Le style populaire consiste dans l'expression la plus sim. ple, dans l'expression dépouillée de tous les ornemens que l'art et l'usage du monde savent lui donner pour ennoblir les choses les plus communes; par conséquent il ne recherche pas les ménagemens ou détours d'expression du familier-noble, et quoiqu'il fasse usage des figures, il n'en a point qui lui soient propres, parce qu'une expression re> cherchée n'entre pas dans sa nature. Voilà pourquoi nous ne lui en avons point assigné dans le tableau ou exposé du style.

Le style familier est le langage du monde cultivé et poli.

Entre le populaire et l'héroique, entre le bas et le sublime, il y a cette ressemblance, que l'un et l'autre abondent en expressions figurées, hyperboliques, pleines de force et de chaleur, parce que le langage passionné du bas peuple comme celui des héros, est l'expression immodérée ou des mouvemens de l'ame ou des impressions faites sur l'imagination. Du coté du peuple la nature est franche et libre; du côté des héros elle est fière et hardie: ainsi l'homme inculte et grossier, l'homme altier et indépendant laissent aller leur pensée et leur ame; l'un, parce qu'il ignore la mesure prescrite par l'usage et les convenances, et l'autre, parce qu'il dédaigne et néglige de la garder. Entre ces deux extrêmes, le langage familier-noble tient le milieu, et c'est à lui qu'appartiennent les ménagemens, les réserves, les détours du sentiment et de la pensée, les demi-teintes, les nuances, les reflets de l'expression.
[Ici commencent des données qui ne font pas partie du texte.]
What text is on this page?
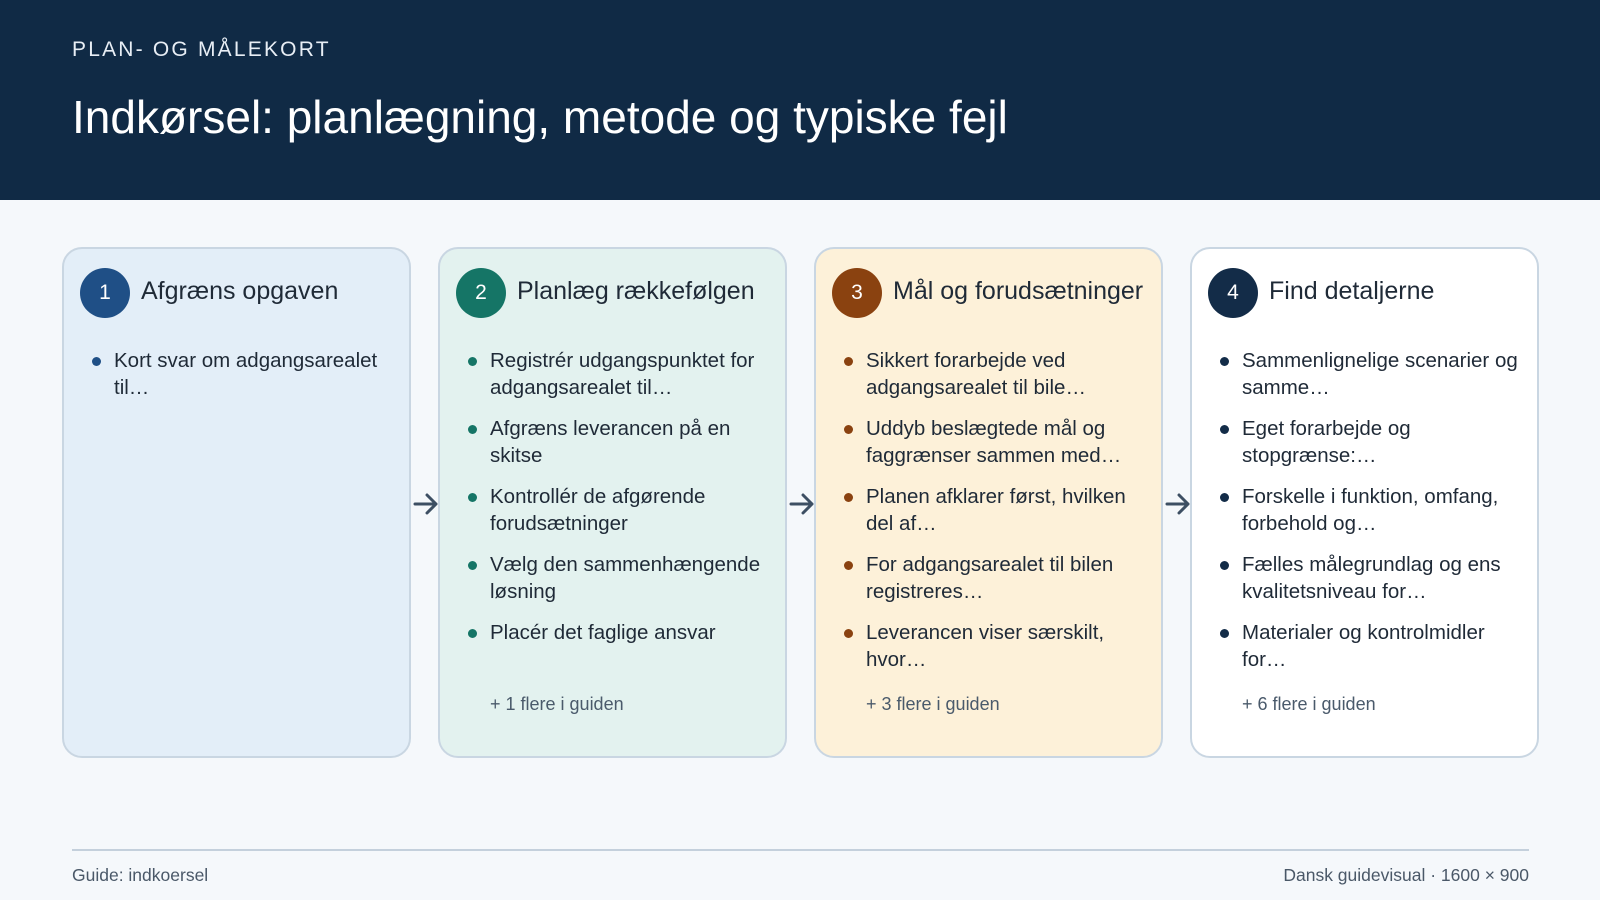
PLAN- OG MÅLEKORT
Indkørsel: planlægning, metode og typiske fejl
1	Afgræns opgaven
Kort svar om adgangsarealet til…
2	Planlæg rækkefølgen
Registrér udgangspunktet for adgangsarealet til…
Afgræns leverancen på en skitse
Kontrollér de afgørende forudsætninger
Vælg den sammenhængende løsning
Placér det faglige ansvar
+ 1 flere i guiden
3	Mål og forudsætninger
Sikkert forarbejde ved adgangsarealet til bile…
Uddyb beslægtede mål og faggrænser sammen med…
Planen afklarer først, hvilken del af…
For adgangsarealet til bilen registreres…
Leverancen viser særskilt, hvor…
+ 3 flere i guiden
4	Find detaljerne
Sammenlignelige scenarier og samme…
Eget forarbejde og stopgrænse:…
Forskelle i funktion, omfang, forbehold og…
Fælles målegrundlag og ens kvalitetsniveau for…
Materialer og kontrolmidler for…
+ 6 flere i guiden
Guide: indkoersel	Dansk guidevisual · 1600 × 900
Il renferme les finesses, les délicatesses du langage.

Dans les ouvrages destinés à instruire et à plaire le familier-noble convient le mieux parce qu'il est le plus insinuant, le plus séduisant pour l'amour propre, et qu'il a toutes les adresses dont il faut user avec des hommes vains, soit pour adoucir la censure, soit pour assaisonner la louange, soit pour déguiser la leçon.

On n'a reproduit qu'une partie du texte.